Tip 7: Brush up your Shakespeare
Christmas at court invariably included the regular staging of plays, many of them by the king’s own company, which in the early years of the reign was managed by William Shakespeare. This was the perfect opportunity for the great playwright to showcase his own material, and the 1604-5 season included no less than four of his own works, ‘Measure for Measure’, ‘A Comedy of Errors’, ‘Love’s Labours Lost’, and ‘Henry the Fifth’.
Tip 8: Make your own entertainment
The theatrical highlight of most Jacobean Christmases was the masque performed on Twelfth Night. No expense was spared, with scripts generally penned by Ben Jonson, and ground-breaking costumes, scenery and special effects by Inigo Jones. However, the professional actors got a night off, as masques were an opportunity for the courtiers (sometimes even the queen and the prince of Wales) to strut their stuff. Think amateur dramatics on the most lavish scale. Perhaps unsurprisingly, what most observers remembered afterwards were the costumes, special effects etc., rather than the individual performances.

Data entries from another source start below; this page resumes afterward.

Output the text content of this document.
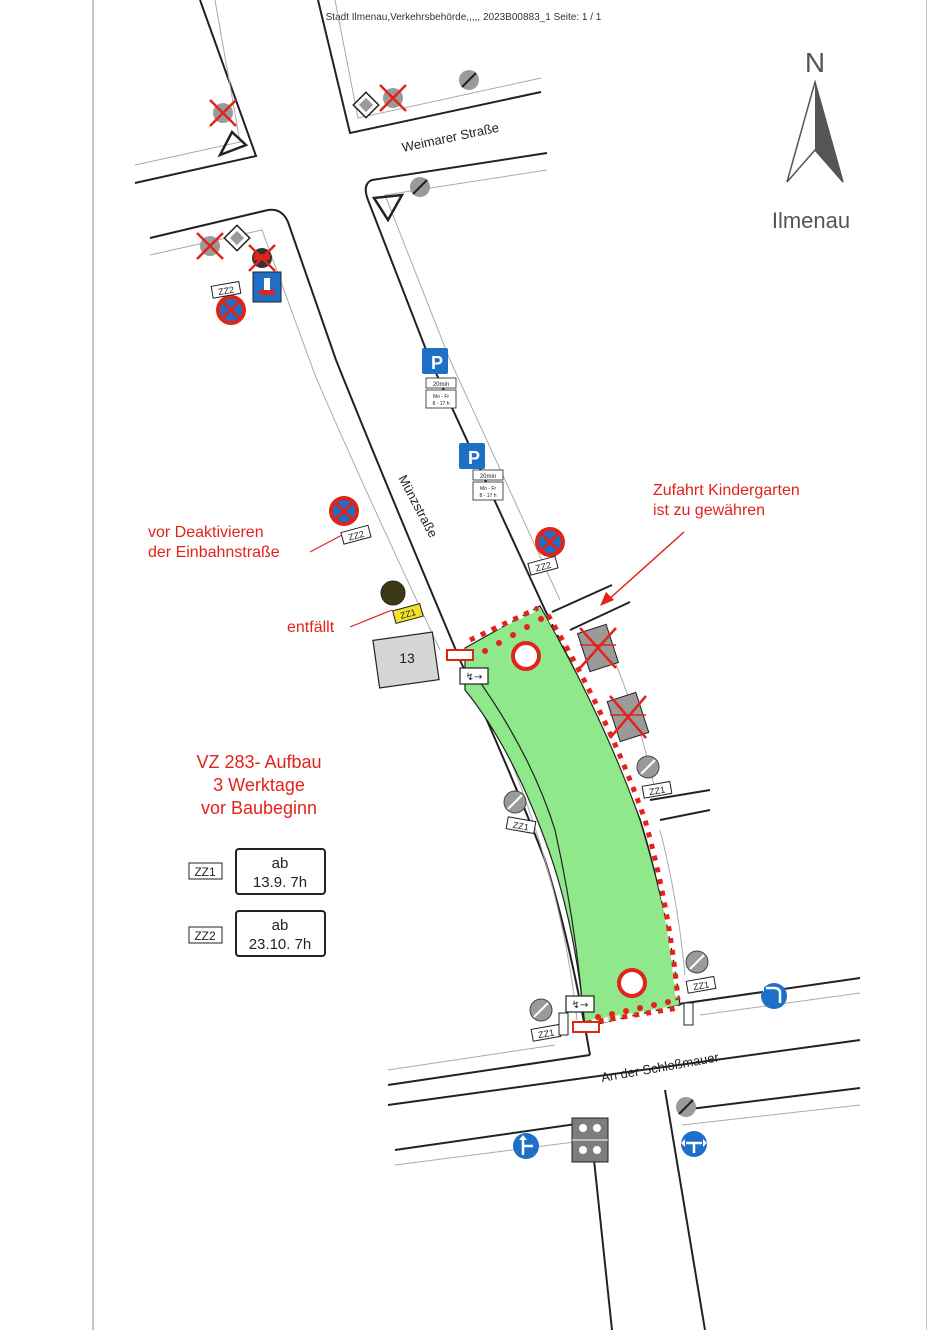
Stadt Ilmenau,Verkehrsbehörde,,,,, 2023B00883_1 Seite: 1 / 1
↯→
↯→
N
Ilmenau
Weimarer Straße
Münzstraße
An der Schloßmauer
ZZ2
P
20min
Mo - Fr
8 - 17 h
P
20min
Mo - Fr
8 - 17 h
ZZ2
ZZ2
ZZ1
13
ZZ1
ZZ1
ZZ1
ZZ1
Zufahrt Kindergarten
ist zu gewähren
vor Deaktivieren
der Einbahnstraße
entfällt
VZ 283- Aufbau
3 Werktage
vor Baubeginn
ZZ1	ab
13.9. 7h
ZZ2
ab
23.10. 7h
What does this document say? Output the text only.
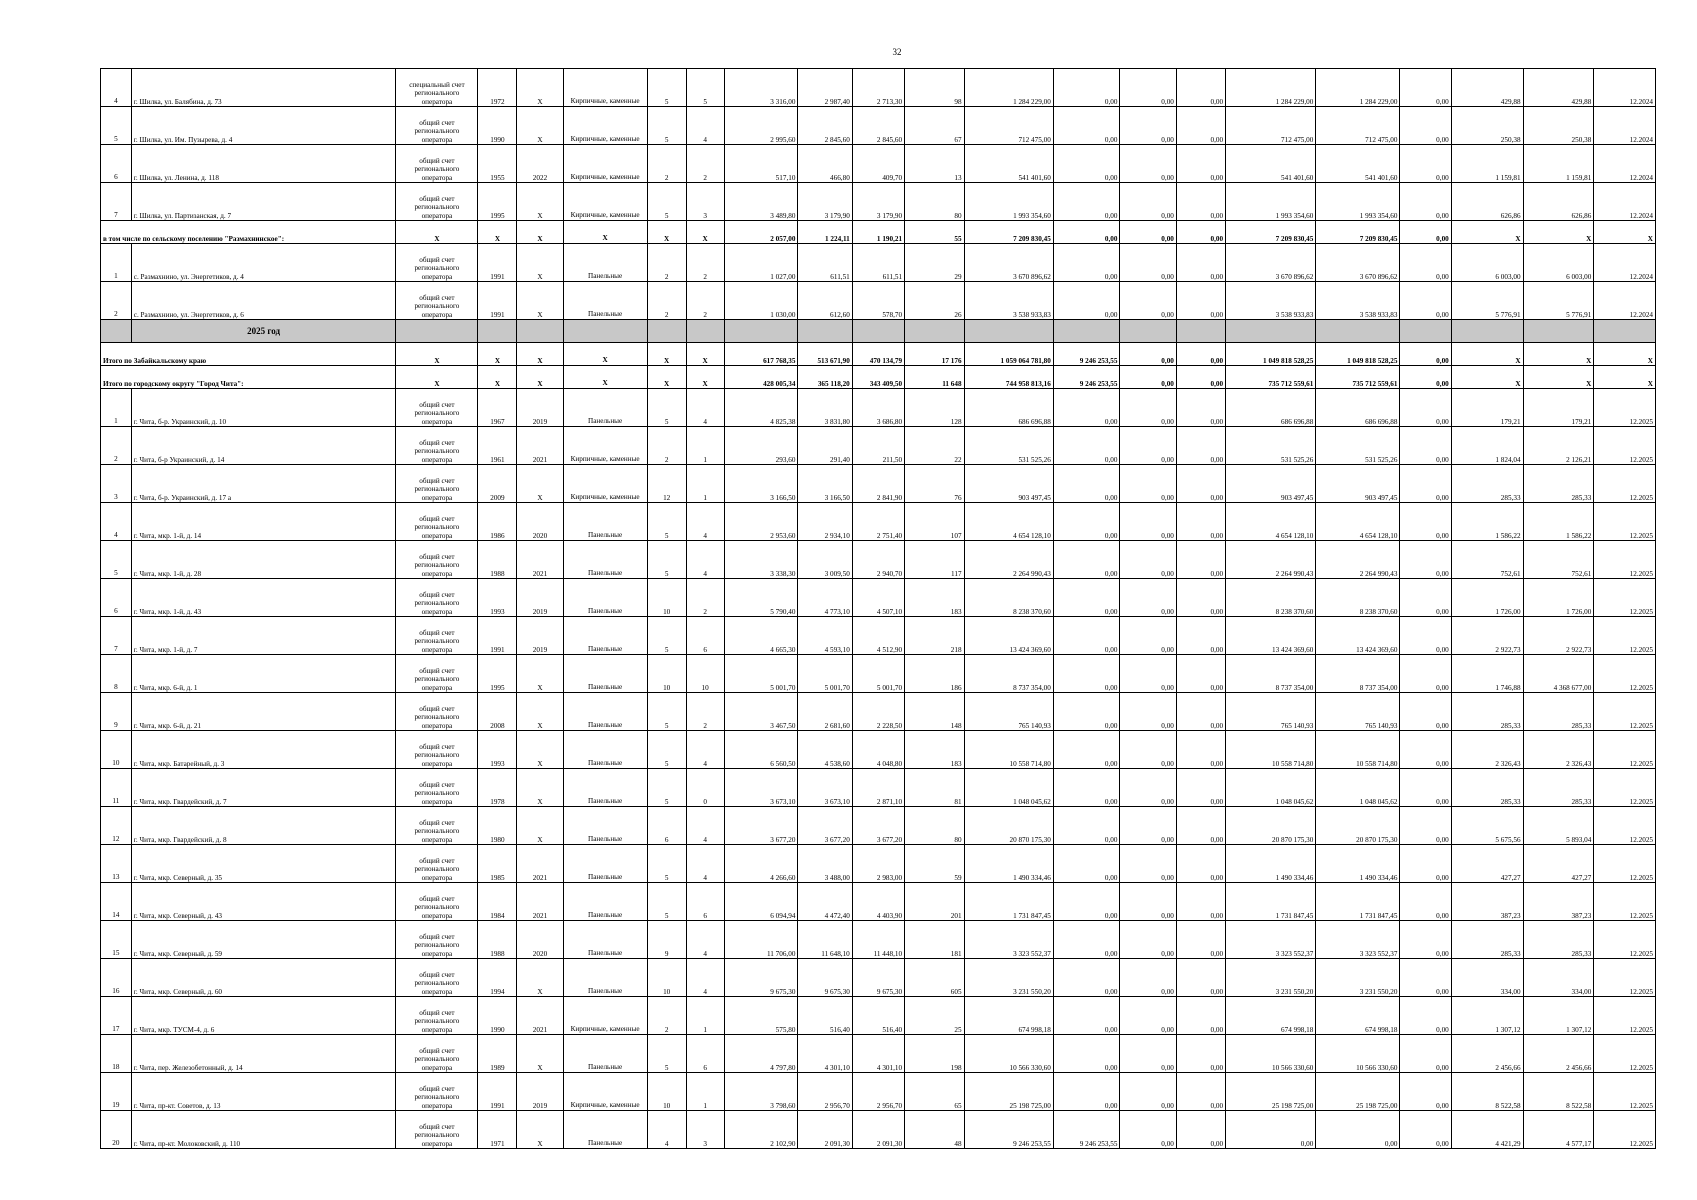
32
4	г. Шилка, ул. Балябина, д. 73	специальный счет регионального оператора	1972	X	Кирпичные, каменные	5	5	3 316,00	2 987,40	2 713,30	98	1 284 229,00	0,00	0,00	0,00	1 284 229,00	1 284 229,00	0,00	429,88	429,88	12.2024
5	г. Шилка, ул. Им. Пузырева, д. 4	общий счет регионального оператора	1990	X	Кирпичные, каменные	5	4	2 995,60	2 845,60	2 845,60	67	712 475,00	0,00	0,00	0,00	712 475,00	712 475,00	0,00	250,38	250,38	12.2024
6	г. Шилка, ул. Ленина, д. 118	общий счет регионального оператора	1955	2022	Кирпичные, каменные	2	2	517,10	466,80	409,70	13	541 401,60	0,00	0,00	0,00	541 401,60	541 401,60	0,00	1 159,81	1 159,81	12.2024
7	г. Шилка, ул. Партизанская, д. 7	общий счет регионального оператора	1995	X	Кирпичные, каменные	5	3	3 489,80	3 179,90	3 179,90	80	1 993 354,60	0,00	0,00	0,00	1 993 354,60	1 993 354,60	0,00	626,86	626,86	12.2024
в том числе по сельскому поселению "Размахнинское":		X	X	X	X	X	X	2 057,00	1 224,11	1 190,21	55	7 209 830,45	0,00	0,00	0,00	7 209 830,45	7 209 830,45	0,00	X	X	X
1	с. Размахнино, ул. Энергетиков, д. 4	общий счет регионального оператора	1991	X	Панельные	2	2	1 027,00	611,51	611,51	29	3 670 896,62	0,00	0,00	0,00	3 670 896,62	3 670 896,62	0,00	6 003,00	6 003,00	12.2024
2	с. Размахнино, ул. Энергетиков, д. 6	общий счет регионального оператора	1991	X	Панельные	2	2	1 030,00	612,60	578,70	26	3 538 933,83	0,00	0,00	0,00	3 538 933,83	3 538 933,83	0,00	5 776,91	5 776,91	12.2024
	2025 год																				
Итого по Забайкальскому краю		X	X	X	X	X	X	617 768,35	513 671,90	470 134,79	17 176	1 059 064 781,80	9 246 253,55	0,00	0,00	1 049 818 528,25	1 049 818 528,25	0,00	X	X	X
Итого по городскому округу "Город Чита":		X	X	X	X	X	X	428 005,34	365 118,20	343 409,50	11 648	744 958 813,16	9 246 253,55	0,00	0,00	735 712 559,61	735 712 559,61	0,00	X	X	X
1	г. Чита, б-р. Украинский, д. 10	общий счет регионального оператора	1967	2019	Панельные	5	4	4 825,38	3 831,80	3 686,80	128	686 696,88	0,00	0,00	0,00	686 696,88	686 696,88	0,00	179,21	179,21	12.2025
2	г. Чита, б-р Украинский, д. 14	общий счет регионального оператора	1961	2021	Кирпичные, каменные	2	1	293,60	291,40	211,50	22	531 525,26	0,00	0,00	0,00	531 525,26	531 525,26	0,00	1 824,04	2 126,21	12.2025
3	г. Чита, б-р. Украинский, д. 17 а	общий счет регионального оператора	2009	X	Кирпичные, каменные	12	1	3 166,50	3 166,50	2 841,90	76	903 497,45	0,00	0,00	0,00	903 497,45	903 497,45	0,00	285,33	285,33	12.2025
4	г. Чита, мкр. 1-й, д. 14	общий счет регионального оператора	1986	2020	Панельные	5	4	2 953,60	2 934,10	2 751,40	107	4 654 128,10	0,00	0,00	0,00	4 654 128,10	4 654 128,10	0,00	1 586,22	1 586,22	12.2025
5	г. Чита, мкр. 1-й, д. 28	общий счет регионального оператора	1988	2021	Панельные	5	4	3 338,30	3 009,50	2 940,70	117	2 264 990,43	0,00	0,00	0,00	2 264 990,43	2 264 990,43	0,00	752,61	752,61	12.2025
6	г. Чита, мкр. 1-й, д. 43	общий счет регионального оператора	1993	2019	Панельные	10	2	5 790,40	4 773,10	4 507,10	183	8 238 370,60	0,00	0,00	0,00	8 238 370,60	8 238 370,60	0,00	1 726,00	1 726,00	12.2025
7	г. Чита, мкр. 1-й, д. 7	общий счет регионального оператора	1991	2019	Панельные	5	6	4 665,30	4 593,10	4 512,90	218	13 424 369,60	0,00	0,00	0,00	13 424 369,60	13 424 369,60	0,00	2 922,73	2 922,73	12.2025
8	г. Чита, мкр. 6-й, д. 1	общий счет регионального оператора	1995	X	Панельные	10	10	5 001,70	5 001,70	5 001,70	186	8 737 354,00	0,00	0,00	0,00	8 737 354,00	8 737 354,00	0,00	1 746,88	4 368 677,00	12.2025
9	г. Чита, мкр. 6-й, д. 21	общий счет регионального оператора	2008	X	Панельные	5	2	3 467,50	2 681,60	2 228,50	148	765 140,93	0,00	0,00	0,00	765 140,93	765 140,93	0,00	285,33	285,33	12.2025
10	г. Чита, мкр. Батарейный, д. 3	общий счет регионального оператора	1993	X	Панельные	5	4	6 560,50	4 538,60	4 048,80	183	10 558 714,80	0,00	0,00	0,00	10 558 714,80	10 558 714,80	0,00	2 326,43	2 326,43	12.2025
11	г. Чита, мкр. Гвардейский, д. 7	общий счет регионального оператора	1978	X	Панельные	5	0	3 673,10	3 673,10	2 871,10	81	1 048 045,62	0,00	0,00	0,00	1 048 045,62	1 048 045,62	0,00	285,33	285,33	12.2025
12	г. Чита, мкр. Гвардейский, д. 8	общий счет регионального оператора	1980	X	Панельные	6	4	3 677,20	3 677,20	3 677,20	80	20 870 175,30	0,00	0,00	0,00	20 870 175,30	20 870 175,30	0,00	5 675,56	5 893,04	12.2025
13	г. Чита, мкр. Северный, д. 35	общий счет регионального оператора	1985	2021	Панельные	5	4	4 266,60	3 488,00	2 983,00	59	1 490 334,46	0,00	0,00	0,00	1 490 334,46	1 490 334,46	0,00	427,27	427,27	12.2025
14	г. Чита, мкр. Северный, д. 43	общий счет регионального оператора	1984	2021	Панельные	5	6	6 094,94	4 472,40	4 403,90	201	1 731 847,45	0,00	0,00	0,00	1 731 847,45	1 731 847,45	0,00	387,23	387,23	12.2025
15	г. Чита, мкр. Северный, д. 59	общий счет регионального оператора	1988	2020	Панельные	9	4	11 706,00	11 648,10	11 448,10	181	3 323 552,37	0,00	0,00	0,00	3 323 552,37	3 323 552,37	0,00	285,33	285,33	12.2025
16	г. Чита, мкр. Северный, д. 60	общий счет регионального оператора	1994	X	Панельные	10	4	9 675,30	9 675,30	9 675,30	605	3 231 550,20	0,00	0,00	0,00	3 231 550,20	3 231 550,20	0,00	334,00	334,00	12.2025
17	г. Чита, мкр. ТУСМ-4, д. 6	общий счет регионального оператора	1990	2021	Кирпичные, каменные	2	1	575,80	516,40	516,40	25	674 998,18	0,00	0,00	0,00	674 998,18	674 998,18	0,00	1 307,12	1 307,12	12.2025
18	г. Чита, пер. Железобетонный, д. 14	общий счет регионального оператора	1989	X	Панельные	5	6	4 797,80	4 301,10	4 301,10	198	10 566 330,60	0,00	0,00	0,00	10 566 330,60	10 566 330,60	0,00	2 456,66	2 456,66	12.2025
19	г. Чита, пр-кт. Советов, д. 13	общий счет регионального оператора	1991	2019	Кирпичные, каменные	10	1	3 798,60	2 956,70	2 956,70	65	25 198 725,00	0,00	0,00	0,00	25 198 725,00	25 198 725,00	0,00	8 522,58	8 522,58	12.2025
20	г. Чита, пр-кт. Молоковский, д. 110	общий счет регионального оператора	1971	X	Панельные	4	3	2 102,90	2 091,30	2 091,30	48	9 246 253,55	9 246 253,55	0,00	0,00	0,00	0,00	0,00	4 421,29	4 577,17	12.2025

Tip 9: Get your skates on?
Whitehall Palace stood on the north bank of the Thames. Twice in James’s reign, in 1607-8 and 1620-1, the river froze over, rendering it an alternative playground for adventurous courtiers. On the former occasion, there was bowling and dancing, and temporary booths sold food, beer and mulled wine, the latter heated in situ, since the ice was thick enough for fires to be lit on it. (There are no firm records this early of aristocrats skating on the Thames – the sport was then relatively new to Britain – but it’s a possibility; in 1609 Francis Norris, 2nd Lord Norreys amused himself ‘sliding’ on the frozen moat at his Oxfordshire house.)
Tip 10: Say hello to Father Christmas
Forget Santa Claus, a 19th-century rebranding of the medieval St Nicholas. The personification of the festive season is a Jacobean invention, and made his earliest-known appearance in Ben Jonson’s ‘Masque of Christmas’ in January 1617. Jonson described him as ‘attired in round hose, long stockings, a close doublet, a high-crowned hat, with a brooch, a long thin beard, a truncheon, little ruffs, white shoes, his scarfs and garters tied cross’ (Nichols, iii. 234 – full details below). Quite what the assembled courtiers made of this novel character is not recorded, but he’s been with us in some shape or form ever since.
John Nichols, ‘The Progresses, Processions, and Magnificent Festivities of King James the First’ (4 vols., 1828) [available online at https://archive.org/]
Ronald Hutton, ‘The Stations of the Sun: a History of the Ritual Year in Britain’ (1997)
Ian Currie, ‘Frosts, Freezes and Fairs’ (1996)
Biographies of Lancelot Andrewes, George Villiers, Philip Herbert and Francis Norris will appear in the History of Parliament’s forthcoming volumes on the House of Lords 1604-29.